Improvement in Hepatic Fibrosis Biomarkers Associated With Chemokine Receptor Inactivation Through Mutation or Therapeutic Blockade.

Pubmed ID: 30239650

Pubmed Central ID: PMC6784280

Journal: Clinical infectious diseases : an official publication of the Infectious Diseases Society of America

Publication Date: May 17, 2019

MeSH Terms: Humans, Male, Adult, HIV Infections, HIV-1, Aged, Alleles, Cohort Studies, Mutation, Receptors, CCR5, Adolescent, Middle Aged, Young Adult, Child, Double-Blind Method, Hepacivirus, Hepatitis C, Child, Preschool, Imidazoles, Biomarkers, Observational Studies as Topic, Liver Cirrhosis, CCR5 Receptor Antagonists, Coinfection, Sulfoxides

Grants: R01 AI065256, P30 DK078392

Authors: Sherman KE, Abdel-Hameed E, Rouster SD, Shata MTM, Blackard JT, Safaie P, Kroner B, Preiss L, Horn PS, Kottilil S

Cite As: Sherman KE, Abdel-Hameed E, Rouster SD, Shata MTM, Blackard JT, Safaie P, Kroner B, Preiss L, Horn PS, Kottilil S. Improvement in Hepatic Fibrosis Biomarkers Associated With Chemokine Receptor Inactivation Through Mutation or Therapeutic Blockade. Clin Infect Dis 2019 May 17;68(11):1911-1918.

Studies:

Abstract

BACKGROUND: The C-C chemokine receptor Type 5 (CCR5) is a key receptor for human immunodeficiency virus type 1 (HIV-1) entry into T-cells and a variant allele, CCR5 delta-32, is associated with decreased viral replication and disease progression. Active HIV-1 replication is highly associated with accelerated rates of hepatic fibrosis. We postulated that CCR5 plays a role in the development of hepatic fibrosis and evaluated the longitudinal effect of natural or drug-induced CCR5 mutation and blockade on biomarkers of liver fibrosis in HIV-1 patients. METHODS: To accomplish this goal, we examined 2 distinct cohorts. First, we evaluated fibrosis markers in the Multicenter Hemophilia Cohort Studies (MHCS), which included subjects with HIV and hepatitis C virus (HCV) coinfection with the CCR5 delta-32 allele. We also evaluated an HIV-1 infected cohort that was treated with a dual CCR5/CCR2 antagonist, cenicriviroc.

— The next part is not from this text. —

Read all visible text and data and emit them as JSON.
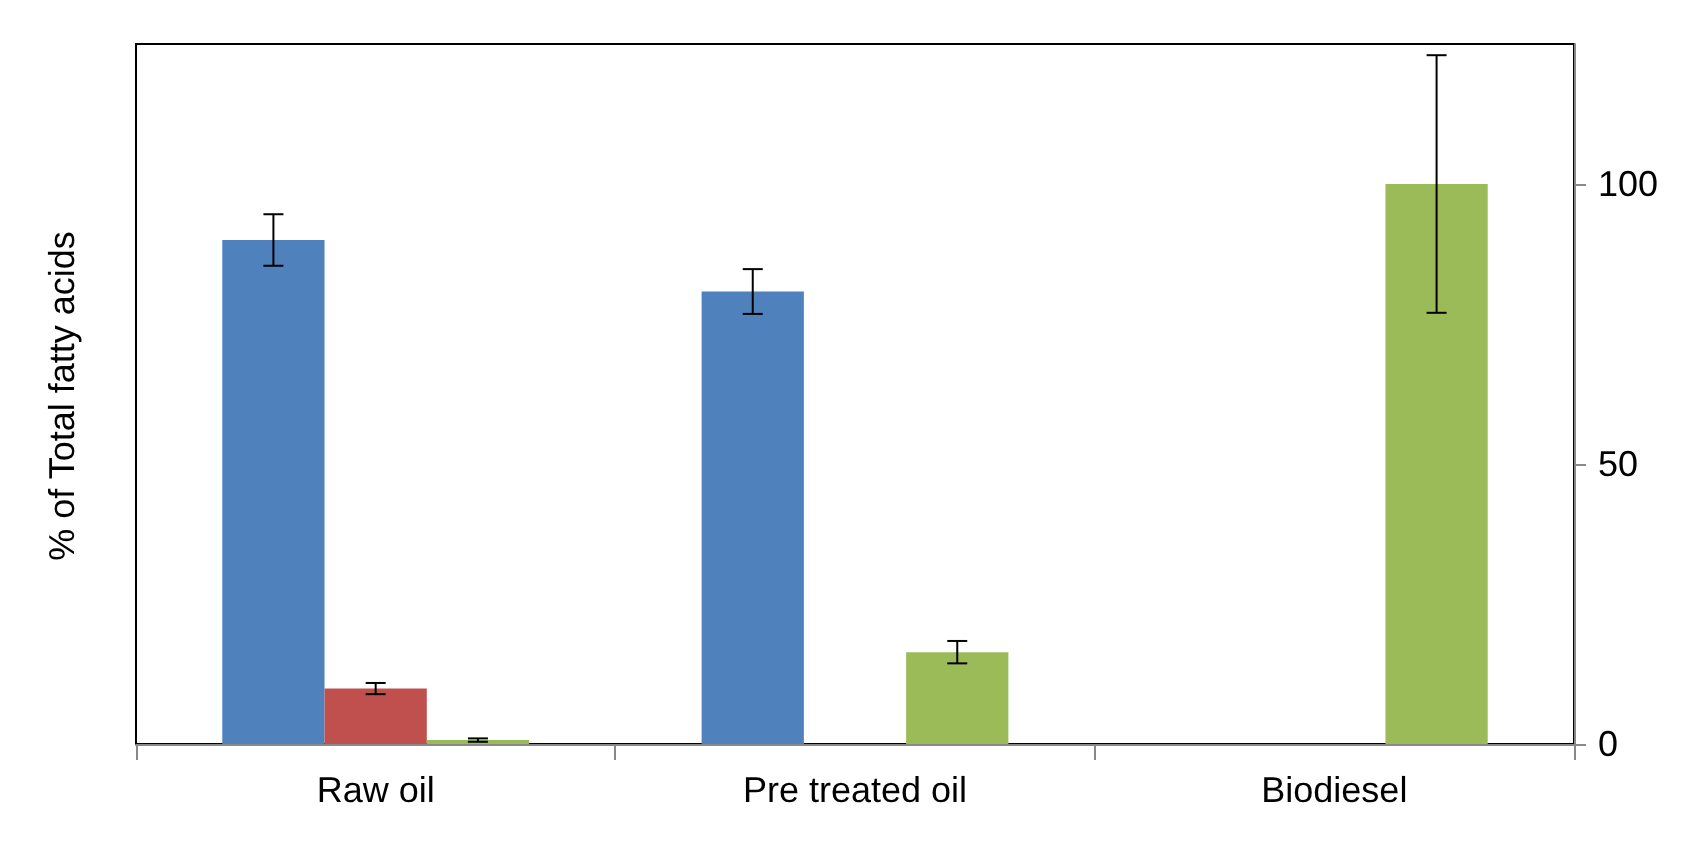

The enhanced liver fibrosis (ELF) index was validated against liver histology obtained from HCV/HIV and HCV patients and demonstrated strong correlation with fibrosis stage. RESULTS: In both the MHCS patients and patients treated with cenicriviroc, CCR5 mutation or blockade was associated with a significant decrease in the ELF index. Among the patients with the delta-32 allele, the ELF index rate significantly decreased in sequential samples as compared to CCR5 wild-type patients (P = .043). This was not observed in control subjects treated with efavirenz nor with a lower dose of 100 mg cenicriviroc. CONCLUSION: These findings suggest that hepatic fibrosis in HIV-1 infected patients can be modulated by the mutation of CCR5 and/or use of CCR5/CCR2 blockade agents. CLINICAL TRIALS REGISTRATION: NCT01338883.